The interview, which aired Sunday morning, comes as Grant promotes her first album of all-original songs in more than a decade. "The Me That Remains," released May 8, marks a return to the songwriter she was at the beginning - before the platinum records, before the crossover, before the headlines about her personal life.

She Never Thought She Was Building Something

Grant's first record came out in 1978, when she was seventeen years old. She described the beginning of her career with characteristic honesty - no fanfare, no social media, just travel and work and college juggled at the same time.

"You don't really know what's happening when you're doing it," she told Bream. "You're just waking up every day and doing what you love and your job."

She said she had no sense at the time that she was pioneering anything. Growing up in Nashville, she spent her Saturday nights at a church on Music Row that hosted live music - artists from California passing through, everyone sitting cross-legged on the floor, no ticket required. In her mind, she was simply adding to music she already loved.

"I wasn't the pioneer of anything," she said. "I loved the music that came before me. I was always there when there was ever live music, and then I was just adding to the repertoire."

The Crossover Was Never a Strategy

When her career began crossing into mainstream pop in the early 1990s, Grant said the shift never felt like a calculated move - because she had never really separated her audiences in her mind.

She grew up listening to the Beatles, Carole King, Joni Mitchell, and Dan Fogelberg right alongside the gospel music her parents loved - Bill Gaither, Larnell Harris, the artists she had heard at that church coffee shop on Music Row.
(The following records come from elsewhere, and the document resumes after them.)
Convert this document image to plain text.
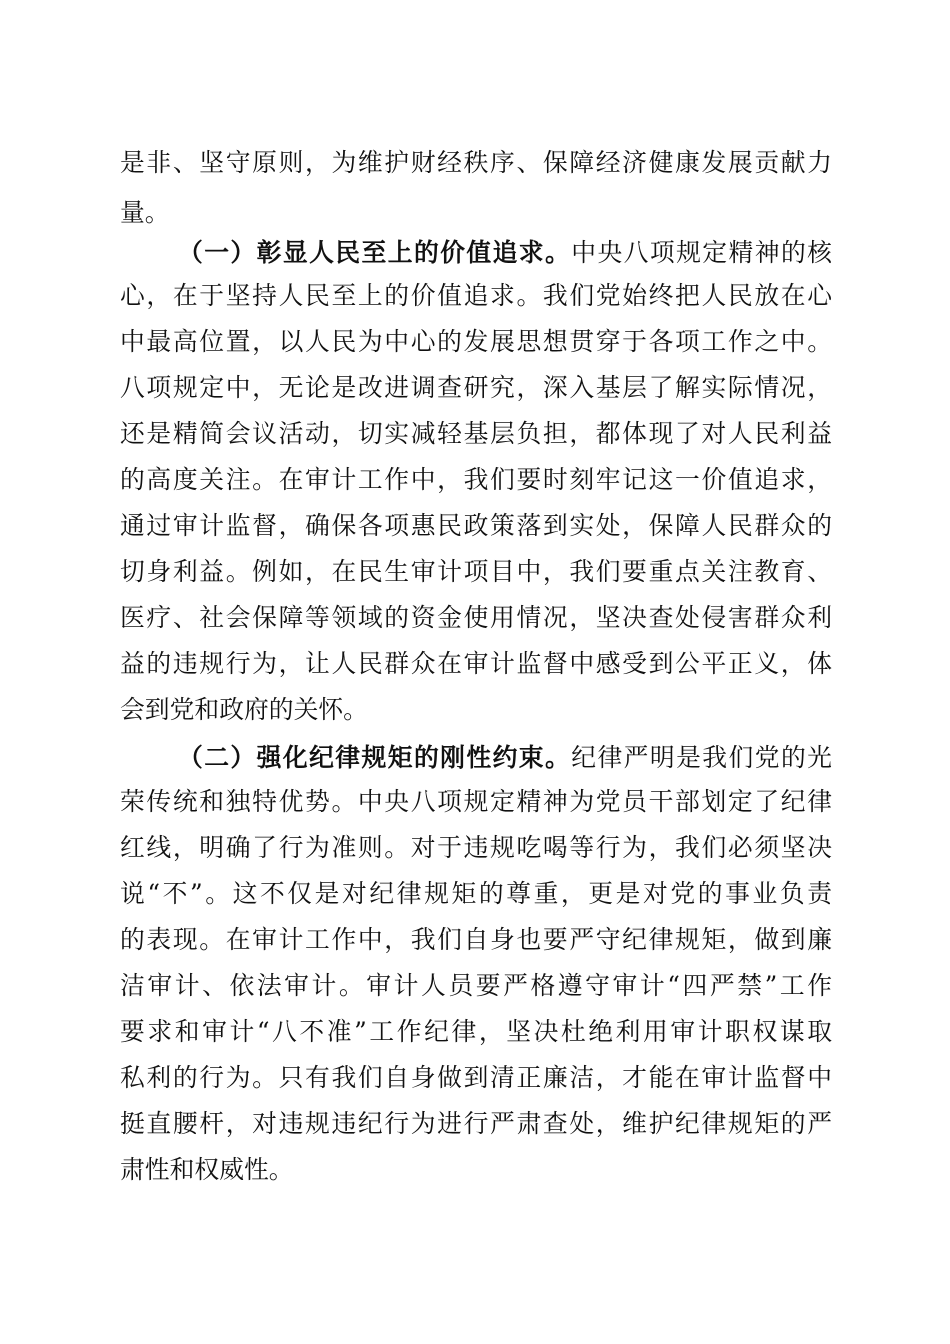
是非、坚守原则，为维护财经秩序、保障经济健康发展贡献力
量。
（一）彰显人民至上的价值追求。中央八项规定精神的核
心，在于坚持人民至上的价值追求。我们党始终把人民放在心
中最高位置，以人民为中心的发展思想贯穿于各项工作之中。
八项规定中，无论是改进调查研究，深入基层了解实际情况，
还是精简会议活动，切实减轻基层负担，都体现了对人民利益
的高度关注。在审计工作中，我们要时刻牢记这一价值追求，
通过审计监督，确保各项惠民政策落到实处，保障人民群众的
切身利益。例如，在民生审计项目中，我们要重点关注教育、
医疗、社会保障等领域的资金使用情况，坚决查处侵害群众利
益的违规行为，让人民群众在审计监督中感受到公平正义，体
会到党和政府的关怀。
（二）强化纪律规矩的刚性约束。纪律严明是我们党的光
荣传统和独特优势。中央八项规定精神为党员干部划定了纪律
红线，明确了行为准则。对于违规吃喝等行为，我们必须坚决
说“不”。这不仅是对纪律规矩的尊重，更是对党的事业负责
的表现。在审计工作中，我们自身也要严守纪律规矩，做到廉
洁审计、依法审计。审计人员要严格遵守审计“四严禁”工作
要求和审计“八不准”工作纪律，坚决杜绝利用审计职权谋取
私利的行为。只有我们自身做到清正廉洁，才能在审计监督中
挺直腰杆，对违规违纪行为进行严肃查处，维护纪律规矩的严
肃性和权威性。
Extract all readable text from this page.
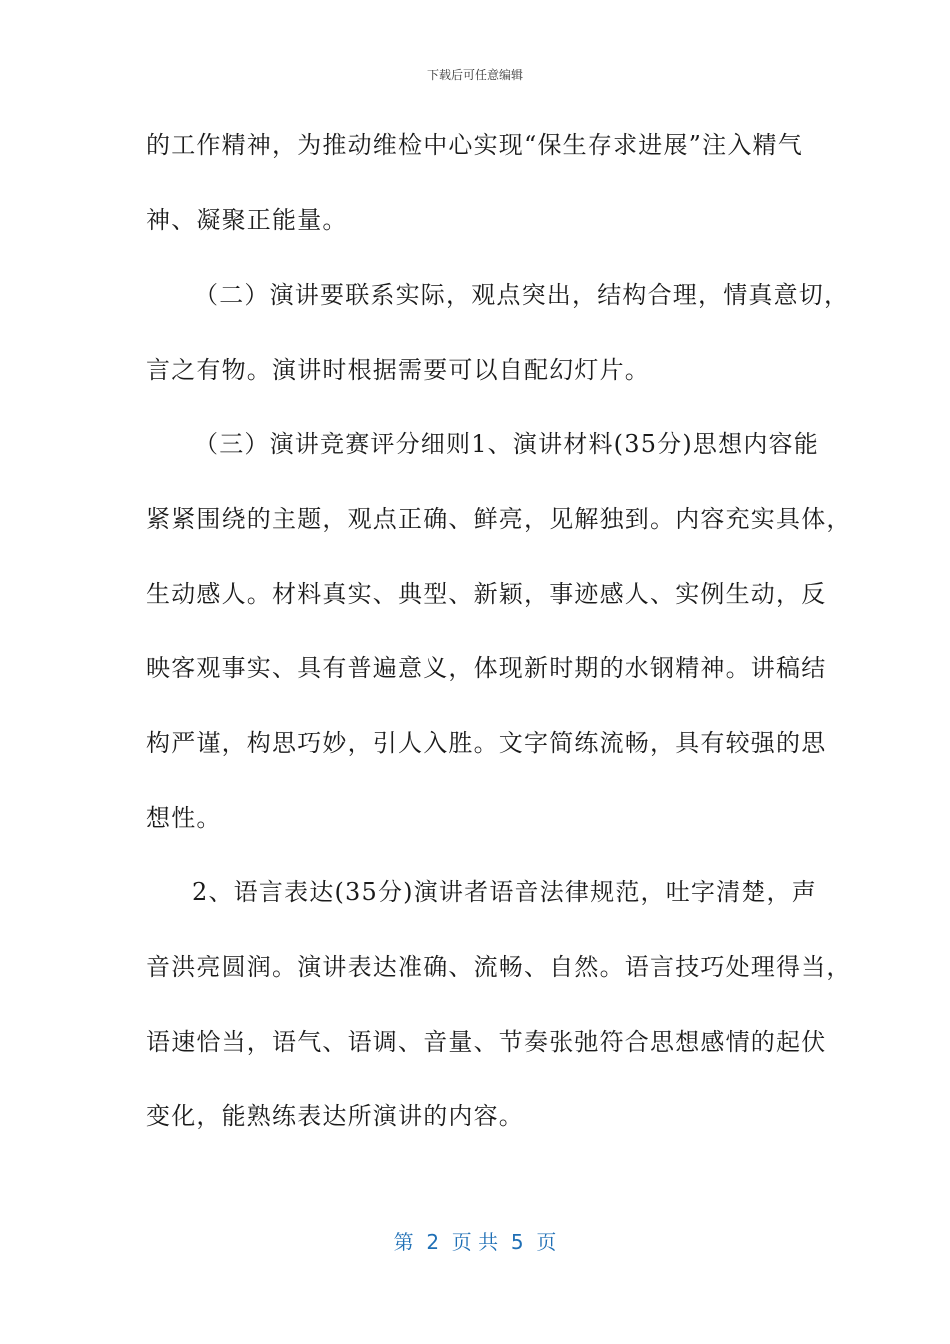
下载后可任意编辑
的工作精神，为推动维检中心实现“保生存求进展”注入精气
神、凝聚正能量。
（二）演讲要联系实际，观点突出，结构合理，情真意切，
言之有物。演讲时根据需要可以自配幻灯片。
（三）演讲竞赛评分细则1、演讲材料(35分)思想内容能
紧紧围绕的主题，观点正确、鲜亮，见解独到。内容充实具体，
生动感人。材料真实、典型、新颖，事迹感人、实例生动，反
映客观事实、具有普遍意义，体现新时期的水钢精神。讲稿结
构严谨，构思巧妙，引人入胜。文字简练流畅，具有较强的思
想性。
2、语言表达(35分)演讲者语音法律规范，吐字清楚，声
音洪亮圆润。演讲表达准确、流畅、自然。语言技巧处理得当，
语速恰当，语气、语调、音量、节奏张弛符合思想感情的起伏
变化，能熟练表达所演讲的内容。
第  2  页 共  5  页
To her, music was simply music.

"I just assume everybody's listening to everything," she said, laughing.

Her 1991 album "Heart in Motion" went platinum five times and gave her the biggest hit of her career with "Baby Baby" - a song she said she wrote because her life was simply lighting up. She had been through serious personal challenges. She had come out the other side. She wanted to have fun.

Michael W. Smith, her longtime friend and collaborator, was deeply woven into those years. The two met through her first husband, Gary Chapman - Smith was writing with Chapman when their friendship began - and have toured and written together across decades.
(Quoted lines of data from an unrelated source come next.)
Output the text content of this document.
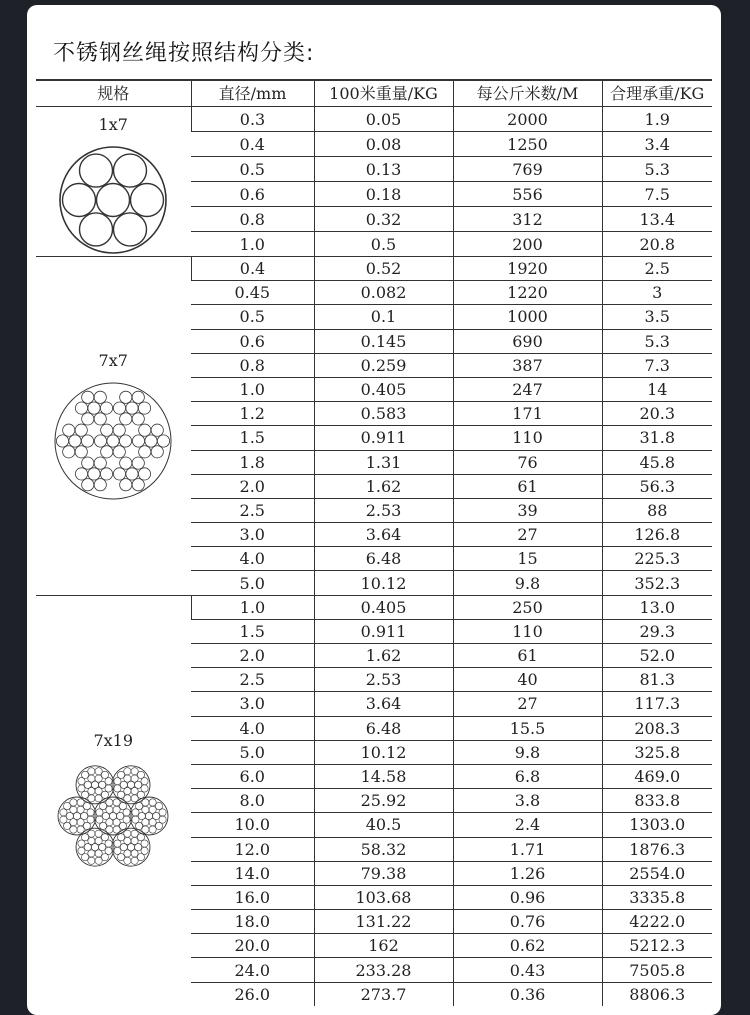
不锈钢丝绳按照结构分类:
规格	直径/mm	100米重量/KG	每公斤米数/M	合理承重/KG

1x7	0.3	0.05	2000	1.9
	0.4	0.08	1250	3.4
	0.5	0.13	769	5.3
	0.6	0.18	556	7.5
	0.8	0.32	312	13.4
	1.0	0.5	200	20.8

7x7	0.4	0.52	1920	2.5
	0.45	0.082	1220	3
	0.5	0.1	1000	3.5
	0.6	0.145	690	5.3
	0.8	0.259	387	7.3
	1.0	0.405	247	14
	1.2	0.583	171	20.3
	1.5	0.911	110	31.8
	1.8	1.31	76	45.8
	2.0	1.62	61	56.3
	2.5	2.53	39	88
	3.0	3.64	27	126.8
	4.0	6.48	15	225.3
	5.0	10.12	9.8	352.3

7x19	1.0	0.405	250	13.0
	1.5	0.911	110	29.3
	2.0	1.62	61	52.0
	2.5	2.53	40	81.3
	3.0	3.64	27	117.3
	4.0	6.48	15.5	208.3
	5.0	10.12	9.8	325.8
	6.0	14.58	6.8	469.0
	8.0	25.92	3.8	833.8
	10.0	40.5	2.4	1303.0
	12.0	58.32	1.71	1876.3
	14.0	79.38	1.26	2554.0
	16.0	103.68	0.96	3335.8
	18.0	131.22	0.76	4222.0
	20.0	162	0.62	5212.3
	24.0	233.28	0.43	7505.8
	26.0	273.7	0.36	8806.3
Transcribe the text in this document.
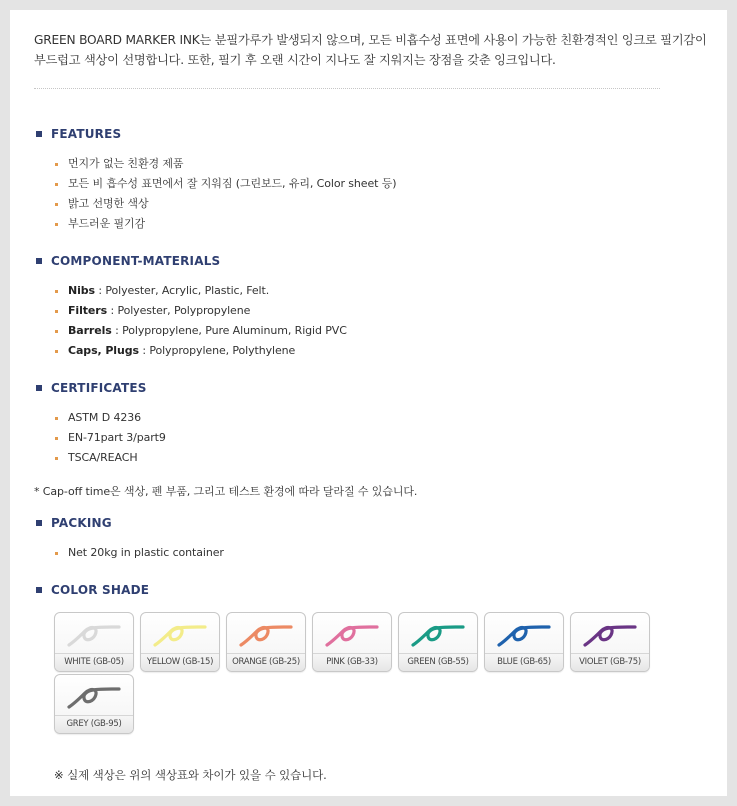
GREEN BOARD MARKER INK는 분필가루가 발생되지 않으며, 모든 비흡수성 표면에 사용이 가능한 친환경적인 잉크로 필기감이 부드럽고 색상이 선명합니다. 또한, 필기 후 오랜 시간이 지나도 잘 지워지는 장점을 갖춘 잉크입니다.
FEATURES
먼지가 없는 친환경 제품
모든 비 흡수성 표면에서 잘 지워짐 (그린보드, 유리, Color sheet 등)
밝고 선명한 색상
부드러운 필기감
COMPONENT-MATERIALS
Nibs : Polyester, Acrylic, Plastic, Felt.
Filters : Polyester, Polypropylene
Barrels : Polypropylene, Pure Aluminum, Rigid PVC
Caps, Plugs : Polypropylene, Polythylene
CERTIFICATES
ASTM D 4236
EN-71part 3/part9
TSCA/REACH
* Cap-off time은 색상, 펜 부품, 그리고 테스트 환경에 따라 달라질 수 있습니다.
PACKING
Net 20kg in plastic container
COLOR SHADE
WHITE (GB-05)	YELLOW (GB-15)	ORANGE (GB-25)	PINK (GB-33)	GREEN (GB-55)	BLUE (GB-65)	VIOLET (GB-75)
GREY (GB-95)
※ 실제 색상은 위의 색상표와 차이가 있을 수 있습니다.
The Divorce - and the Grace That Followed

Grant did not avoid the harder parts of the conversation.

Her seventeen-year marriage to Gary Chapman ended in divorce in 1999. She later married country music icon Vince Gill, with whom she has now been together for more than two decades. The period between those chapters was, by her own account, one of the most painful of her life - and one that played out in full public view.

"When you end a marriage, it was just like a car wreck that threw everybody from the car," she told Bream. "The last thing I cared about was what anybody was discussing at their dining room table. I was trying to connect with my children."
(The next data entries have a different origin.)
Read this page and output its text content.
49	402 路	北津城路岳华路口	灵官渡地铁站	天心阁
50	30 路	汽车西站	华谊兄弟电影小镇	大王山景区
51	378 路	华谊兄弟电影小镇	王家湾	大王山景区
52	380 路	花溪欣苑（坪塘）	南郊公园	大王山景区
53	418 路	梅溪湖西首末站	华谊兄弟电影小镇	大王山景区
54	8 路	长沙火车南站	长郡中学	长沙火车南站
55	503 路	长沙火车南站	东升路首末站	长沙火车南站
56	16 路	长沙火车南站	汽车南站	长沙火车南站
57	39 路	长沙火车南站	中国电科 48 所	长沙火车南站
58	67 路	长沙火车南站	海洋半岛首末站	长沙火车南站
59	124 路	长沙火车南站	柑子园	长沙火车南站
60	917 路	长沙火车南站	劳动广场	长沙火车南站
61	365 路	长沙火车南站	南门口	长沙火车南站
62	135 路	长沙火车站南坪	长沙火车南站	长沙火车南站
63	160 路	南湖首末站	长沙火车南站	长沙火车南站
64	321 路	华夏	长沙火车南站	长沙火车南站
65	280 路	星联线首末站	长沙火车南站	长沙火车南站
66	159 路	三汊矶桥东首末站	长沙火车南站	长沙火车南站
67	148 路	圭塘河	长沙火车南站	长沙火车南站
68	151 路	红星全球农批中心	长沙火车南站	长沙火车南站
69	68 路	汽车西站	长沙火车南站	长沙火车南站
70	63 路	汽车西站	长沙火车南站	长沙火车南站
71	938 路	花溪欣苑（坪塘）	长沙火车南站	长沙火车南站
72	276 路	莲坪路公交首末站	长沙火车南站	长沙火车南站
She described a moment years later, sitting on the back porch of Chapman's parents with his mother, Mary - by then already married to Gill, already with a daughter with him. Mary leaned over, patted her leg, and said: "I'm not saying divorce is the answer, but sometimes it sure helps."

Grant recalled the moment with warmth. "What a gracious thing to hear from my former mother-in-law."

For a woman whose faith community had held strong opinions about her choices, the grace that came from unexpected places - including that porch in that moment - is very much part of the story she is still telling.

Music as Shared Experience

At the center of everything Grant said on Sunday was something she has believed her whole career.

"Music is just our way to communicate shared experience," she told Bream. "Life is filled with everything. And how great to have songs about all of it."

That conviction is what shaped the crossover. It is what shaped the comeback. It is what produced "The Me That Remains" - an album written by a woman in her sixties who has survived open-heart surgery, a traumatic brain injury from a bicycle accident, and the long road back to herself.

She still has not lost the thread she started pulling at seventeen. It has just grown longer.